The French Football League on Thursday announced that it would not grant a delay in a TV rights payment after Mediapro said it wanted to renegotiate its bumper contract following a coronavirus-led downturn.
The LFP said that they had “refused” to postpone payment of a tranche due on October 5 reportedly worth 172 million euros, adding that it intends to distribute the TV money which makes up the bulk of clubs’ revenues on October 17 as scheduled.
The LFP’s move comes after Mediapro CEO Jaume Roures said he wanted to reopen talks on a deal between the Chinese-owned media company and the LFP worth 800 million euros a season to Ligue 1 and Ligue 2 clubs.
Mediapro won the bulk of the 2020-2024 rights for the top two divisions (worth in total 1.15 billion euros) in 2018 and Roures says he wants to renegotiate the contract for this season, which he believes is “heavily affected by Covid-19”.
Roures’ plea will not have gone down well with the clubs, whose finances have already been battered by the pandemic, with a study carried out by consultancy firm EY saying that Ligue 1 clubs lost more than 600 million euros in turnover for the 2019/20 season, which was cut short in April.
This season has started with drastically reduced gate receipts as crowds are limited to 5,000 or even 1,000 people in places worst hit by the virus.
And French football’s financial authorities say that TV rights counted for a third of revenue for Ligue 1 clubs in 2018/19, when broadcast revenues were significantly lower.
“On one hand you have someone who is threatening to not pay, on the other a league that has based its entire budget on the new rights. Inevitably these negotiations are going to be a bit fraught,” football economist Luc Arrondel told AFP.

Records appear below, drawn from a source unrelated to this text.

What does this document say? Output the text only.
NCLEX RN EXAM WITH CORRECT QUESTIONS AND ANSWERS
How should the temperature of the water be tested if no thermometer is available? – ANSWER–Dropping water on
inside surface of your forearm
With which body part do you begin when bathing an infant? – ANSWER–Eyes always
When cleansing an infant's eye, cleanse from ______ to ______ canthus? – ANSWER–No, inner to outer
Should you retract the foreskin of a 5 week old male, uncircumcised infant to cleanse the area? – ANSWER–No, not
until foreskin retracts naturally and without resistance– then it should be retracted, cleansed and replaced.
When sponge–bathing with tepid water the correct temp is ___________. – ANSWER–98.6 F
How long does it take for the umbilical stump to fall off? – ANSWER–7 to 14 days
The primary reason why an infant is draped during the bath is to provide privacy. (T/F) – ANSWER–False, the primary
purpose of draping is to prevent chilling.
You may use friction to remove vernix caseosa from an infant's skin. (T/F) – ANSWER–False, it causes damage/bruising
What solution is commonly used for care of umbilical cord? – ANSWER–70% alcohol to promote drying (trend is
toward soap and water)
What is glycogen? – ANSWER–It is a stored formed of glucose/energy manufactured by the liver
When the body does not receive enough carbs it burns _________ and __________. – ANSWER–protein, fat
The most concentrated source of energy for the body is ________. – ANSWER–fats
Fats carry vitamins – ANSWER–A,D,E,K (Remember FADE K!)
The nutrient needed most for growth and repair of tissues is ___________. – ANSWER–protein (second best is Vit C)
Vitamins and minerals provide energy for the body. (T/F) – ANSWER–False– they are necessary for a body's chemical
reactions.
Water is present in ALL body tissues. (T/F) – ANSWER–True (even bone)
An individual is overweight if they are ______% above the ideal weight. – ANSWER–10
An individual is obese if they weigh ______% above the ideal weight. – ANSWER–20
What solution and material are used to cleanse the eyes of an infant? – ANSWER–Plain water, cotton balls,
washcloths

“If the money does not arrive … what is likely to happen is that the clubs will not be able to pay their players,” added Arrondel, who believes Mediapro are in a “strong position” to negotiate.
This is bad news for clubs who have already borrowed 224.5 million euros from the state to compensate for shortfall in TV rights following the premature ending of last season.
“Mediapro is basically an agency. Their model is to pay a high price for the rights in the hope of then selling them on at a profit … they bet, they lost,” consultant and author Pierre Maes told AFP.
Maes added that clubs had tied players to long, expensive contracts on the basis of Mediapro money, while the media company is facing up to a lukewarm reception to its TV channel Telefoot, which broadcasts the matches.
“For the moment, this is just a worrying sign, but in the event of failure, I think the clubs will be faced with Covid to the power of 10,” said Maes.